I also think giving more weight to particular criteria for ‘good’ research is better than some sort of blanket criticism of particular types of ‘applied’ anthropology, or applied anthropology in general. Seems to me that it’s more productive to ask whether a particular piece of research meets certain basic standards than to question the validity of military, corporate, or development anthropology as a whole. Focusing on specific criteria of specific projects would probably also help to break down the distinction between academic and applied approaches as it would bring the focus back to the real conditions of ethnographic engagement rather than dealing in the abstract comparison of ideal types. Indeed, to do this would be in itself a very ‘ethnographic’ move.

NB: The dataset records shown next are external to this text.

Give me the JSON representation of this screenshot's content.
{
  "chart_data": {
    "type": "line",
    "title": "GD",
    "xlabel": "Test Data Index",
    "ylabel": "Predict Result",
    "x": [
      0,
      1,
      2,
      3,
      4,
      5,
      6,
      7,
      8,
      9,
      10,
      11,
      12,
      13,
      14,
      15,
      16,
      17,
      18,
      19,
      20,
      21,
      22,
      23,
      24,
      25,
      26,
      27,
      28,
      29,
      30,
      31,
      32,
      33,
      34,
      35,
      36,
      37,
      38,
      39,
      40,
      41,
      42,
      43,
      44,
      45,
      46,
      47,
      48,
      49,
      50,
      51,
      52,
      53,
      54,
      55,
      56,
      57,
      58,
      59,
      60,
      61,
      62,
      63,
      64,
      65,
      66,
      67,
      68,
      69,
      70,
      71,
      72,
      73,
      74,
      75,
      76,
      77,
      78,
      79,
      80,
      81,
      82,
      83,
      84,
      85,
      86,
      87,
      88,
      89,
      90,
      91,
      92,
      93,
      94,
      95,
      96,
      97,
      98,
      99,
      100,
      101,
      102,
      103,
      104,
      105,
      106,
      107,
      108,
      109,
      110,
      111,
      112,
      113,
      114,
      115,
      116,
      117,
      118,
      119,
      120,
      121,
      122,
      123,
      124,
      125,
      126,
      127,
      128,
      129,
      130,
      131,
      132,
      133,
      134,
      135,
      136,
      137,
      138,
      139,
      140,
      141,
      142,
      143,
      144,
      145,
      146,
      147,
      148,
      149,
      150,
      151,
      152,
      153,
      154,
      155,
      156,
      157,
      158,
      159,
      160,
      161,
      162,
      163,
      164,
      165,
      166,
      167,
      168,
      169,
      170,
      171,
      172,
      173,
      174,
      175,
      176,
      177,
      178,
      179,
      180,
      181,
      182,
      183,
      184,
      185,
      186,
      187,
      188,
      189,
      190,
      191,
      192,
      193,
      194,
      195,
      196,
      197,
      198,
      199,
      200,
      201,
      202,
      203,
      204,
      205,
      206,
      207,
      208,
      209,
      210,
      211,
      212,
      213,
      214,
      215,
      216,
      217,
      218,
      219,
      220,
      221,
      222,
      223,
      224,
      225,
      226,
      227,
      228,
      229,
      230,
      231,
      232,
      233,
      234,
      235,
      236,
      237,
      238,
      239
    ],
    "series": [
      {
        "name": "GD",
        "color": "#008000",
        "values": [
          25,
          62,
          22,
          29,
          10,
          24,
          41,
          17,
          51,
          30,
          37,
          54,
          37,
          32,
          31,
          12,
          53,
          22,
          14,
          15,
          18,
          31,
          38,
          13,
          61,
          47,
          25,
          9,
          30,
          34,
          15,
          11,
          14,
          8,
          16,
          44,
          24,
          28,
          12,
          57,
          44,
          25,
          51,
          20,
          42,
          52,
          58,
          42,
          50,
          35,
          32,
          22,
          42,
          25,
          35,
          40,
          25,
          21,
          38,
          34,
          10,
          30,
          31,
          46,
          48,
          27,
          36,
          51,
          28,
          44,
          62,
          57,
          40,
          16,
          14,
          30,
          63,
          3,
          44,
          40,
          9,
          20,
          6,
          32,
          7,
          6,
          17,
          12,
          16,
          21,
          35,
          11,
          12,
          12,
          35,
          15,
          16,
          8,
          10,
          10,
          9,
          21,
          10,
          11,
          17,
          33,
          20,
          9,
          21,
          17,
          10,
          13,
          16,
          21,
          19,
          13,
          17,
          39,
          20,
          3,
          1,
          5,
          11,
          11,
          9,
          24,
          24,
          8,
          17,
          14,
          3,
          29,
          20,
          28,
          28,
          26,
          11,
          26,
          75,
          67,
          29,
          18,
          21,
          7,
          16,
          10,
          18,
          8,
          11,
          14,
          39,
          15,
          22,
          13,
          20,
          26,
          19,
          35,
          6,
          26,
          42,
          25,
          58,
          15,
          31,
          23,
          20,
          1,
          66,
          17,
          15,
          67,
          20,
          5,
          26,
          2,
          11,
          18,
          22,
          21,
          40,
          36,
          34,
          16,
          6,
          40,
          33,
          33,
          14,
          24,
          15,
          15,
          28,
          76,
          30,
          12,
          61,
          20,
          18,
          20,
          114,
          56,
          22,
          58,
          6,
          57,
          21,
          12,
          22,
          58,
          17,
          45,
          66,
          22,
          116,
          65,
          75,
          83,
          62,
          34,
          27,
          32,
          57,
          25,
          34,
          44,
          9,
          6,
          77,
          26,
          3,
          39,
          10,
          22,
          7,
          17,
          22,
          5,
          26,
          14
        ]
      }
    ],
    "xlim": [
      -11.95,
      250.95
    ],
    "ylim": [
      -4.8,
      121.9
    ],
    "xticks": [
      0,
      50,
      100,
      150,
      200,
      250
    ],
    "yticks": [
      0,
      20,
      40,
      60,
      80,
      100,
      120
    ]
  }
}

It’s interesting that Kerim over at Savage Minds has just posted this, somewhat tongue in cheek, request for a 10 point code for anthropology based on a recently discovered Mafia code of conduct. Seems to be pointing in a similar direction.
I’m quite surprised at how much support there is for the HTS program. This program is not about anthropologists getting to know Iraq culture. Remember, the anthropologists report directly to military commanders. Information goes in one direction. They are not allowed to go and teach Iraq about how the U.S. military intends to control them… So in what way then are they studying the U.S. military? They aren’t. The information will be collected and used against Iraqi’s who want independence. There is NO question in anyones mind as to where they want to see US troops – its back home in the US.
Anthropology hasn’t even escaped its colonial history, and already so many American anthropologists have forgotten where they came from.
Its quite disgusting that with all the issues anthropology has addressed since its conception in Colonialism, have been thrown out the door in favor of a return to direct politics.
I’d hope those HTS anthropologists work against the US military, perhaps gathering top secret information, and releasing it to Al Qaeda.